Cell division is tightly regulated externally and internally. External regulation assures the necessity of the division. For example, cells of the stomach lining divide frequently to meet the ongoing need for new cells to replace damaged cells. Similarly, injured tissues may experience higher rates of cell division to replace damaged cells but only for a certain period of time as long as the external signals to direct cell division are present. Internal regulation of cell division ensures the health of daughter cells. There are many checkpoints within phases of the cell cycle that regulate the transition of the cell from one phase to the next. For instance, quality control mechanisms let the cell proceed from G1 to S phase only if the DNA is intact and suitable for replication. Similarly, a checkpoint at G2 allows cells to proceed to mitosis (M phase) only if the DNA has been completely and accurately replicated. Also, a metaphase checkpoint assures that the chromosomes are attached to the spindles and aligned correctly before anaphase can start. A cell that fails at a checkpoint may be targeted for apoptosis if the cell is unable to correct the mistake.
Some mutations allow cells to divide even when there is no signal directing cell division. For example, tumor-suppressor genes prevent cells from uncontrolled division and mutation in these genes relieves this inhibition. This aberrant cell division, if left unchecked, can cause tumor formation and in some cases lead to cancer. As one of the leading causes of death in the United States, cancer no doubt has a major impact on society. The lifetime risk of cancer increases with age as mutations in DNA accumulate over time, especially for breast, lung, prostate, and colon cancers1. Thus, ongoing research on cell division is essential for improving cancer detection, treatment, and eventually for prevention. In fact, current therapies to treat cancer take advantage of the knowledge of cell division mechanisms, such as targeting mechanisms involved in cell division. For example, platinum-drugs such as cisplatin bind to DNA and arrest DNA replication, while taxanes such as paclitaxel bind to microtubules and inhibit spindle disassembly thus arresting cell division2.

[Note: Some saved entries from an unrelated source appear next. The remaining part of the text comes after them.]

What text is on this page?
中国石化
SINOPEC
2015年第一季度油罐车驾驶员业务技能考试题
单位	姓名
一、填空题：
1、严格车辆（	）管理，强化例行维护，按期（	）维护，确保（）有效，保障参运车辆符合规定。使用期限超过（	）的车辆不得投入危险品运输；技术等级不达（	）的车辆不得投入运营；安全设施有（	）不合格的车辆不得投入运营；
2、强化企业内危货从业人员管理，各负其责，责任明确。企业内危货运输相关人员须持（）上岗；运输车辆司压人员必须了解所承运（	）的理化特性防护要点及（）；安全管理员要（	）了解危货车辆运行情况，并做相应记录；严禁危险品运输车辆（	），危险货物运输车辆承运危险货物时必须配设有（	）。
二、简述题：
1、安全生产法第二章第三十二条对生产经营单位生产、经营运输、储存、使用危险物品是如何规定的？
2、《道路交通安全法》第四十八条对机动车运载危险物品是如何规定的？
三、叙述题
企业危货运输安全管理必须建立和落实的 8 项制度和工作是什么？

An understanding of cell cycle and cell division mechanisms is also important to understand and develop treatments for conditions that affect nondividing cells. Currently, injuries to the nervous system or the heart can have debilitating effects since damaged neuron and muscle cells cannot be replaced. However, injury to the nervous tissue is associated with activation of cell cycle pathways in neurons and supporting glial cells. Interestingly, inhibition of these cell cycle pathways reduces the glial scar formation and secondary damage after injury. Therefore, understanding the regulation of cell cycle and cell division is imperative to understand the healthy and diseased conditions of all organ systems3.